The funeral committee will include a designated member specifically for making the daily visit to the morgue to ensure the body will be easily located upon retrieval time. More importantly, this person will be the family’s eyewitness that their loved one’s body is as intact as when she arrived at the morgue. Bodies have not only been difficult to locate when left at the morgue but body parts have also simply vanished. The latter is all Ghanaian family’s dreaded nightmare.
Not a month goes by in Ghana without a news report of a murder for suspected ritual purposes. Unscrupulous morgue workers believe the selling of body parts taken off an already dead person is a economical means to accommodate the supply-and-demand needs of the sinister ritual business.
While sympathizers do their coming and going the Funeral Committee goes into full gear. The family house where mourners will congregate for the wake and often for the funeral celebration must be painted. If the anticipated number of mourners for funeral celebration is excessive a field, school ground, or a stretch of road has to be secured; the sound system with DJ and PA system along with an MC will be hired, chairs and canopies and live non-traditional along with traditional musicians are sought.

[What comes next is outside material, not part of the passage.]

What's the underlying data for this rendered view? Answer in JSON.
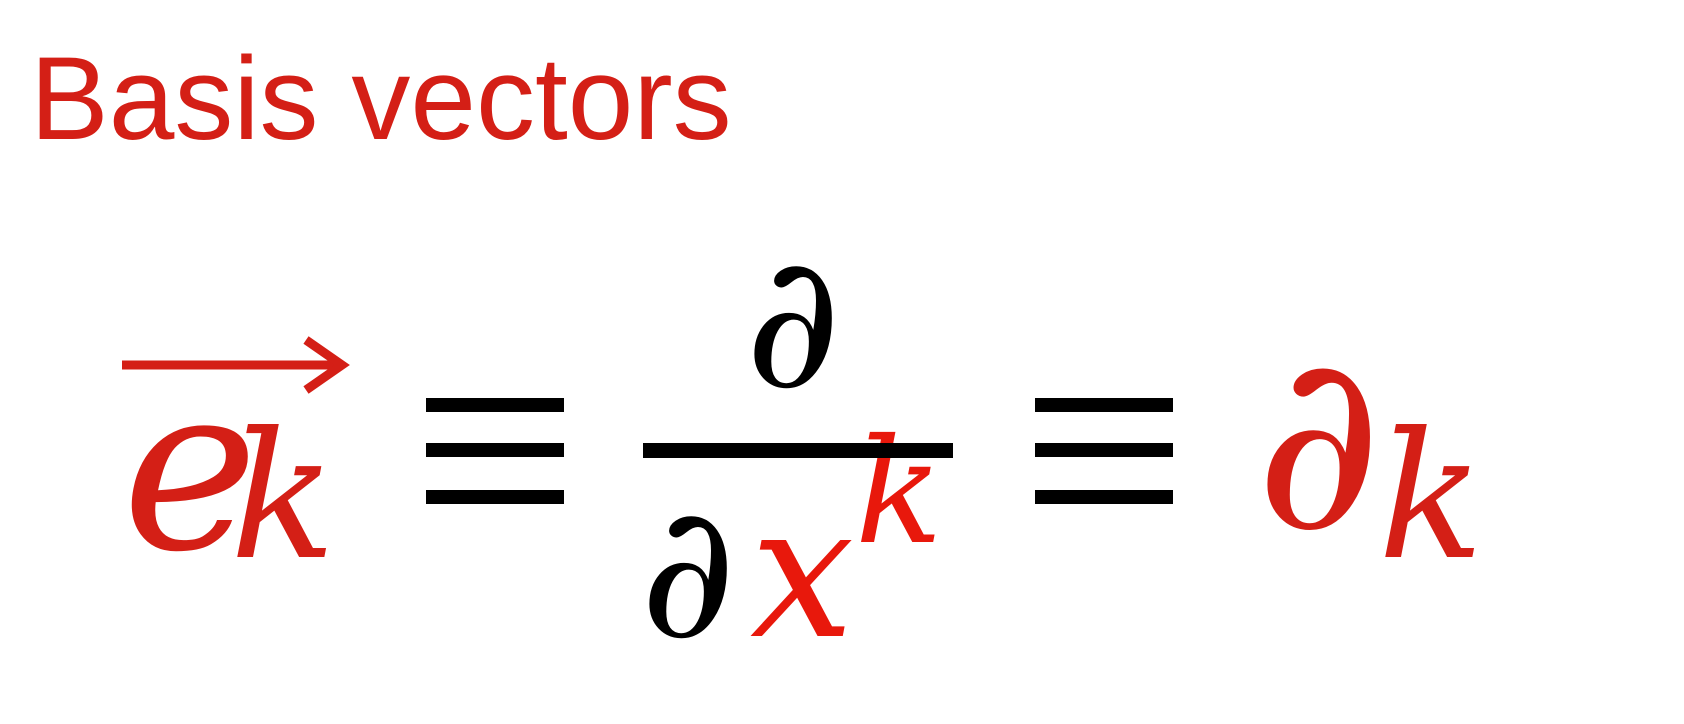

The committee will also select and order from a textile manufacturer the specially designed cloth with tailored wordings. The immediate members of the deceased’s family will wear outfits made from this special cloth to the burial and funeral celebration.
Souvenirs are ordered to give during the funeral celebration such as, a calendar with pictures of the deceased, key chain and handkerchiefs with an emblem of the dead. Liquor and beverage need to be purchased, hiring of priest/pastor for prayers during the viewing of the body; renting of church and priest/pastor for Sunday Thanksgiving Service; hiring of professional photographer and videographer and of course, shopping for the meal that will be cooked for the funeral celebration and finding volunteers to cook are all part of the duties of the Committee.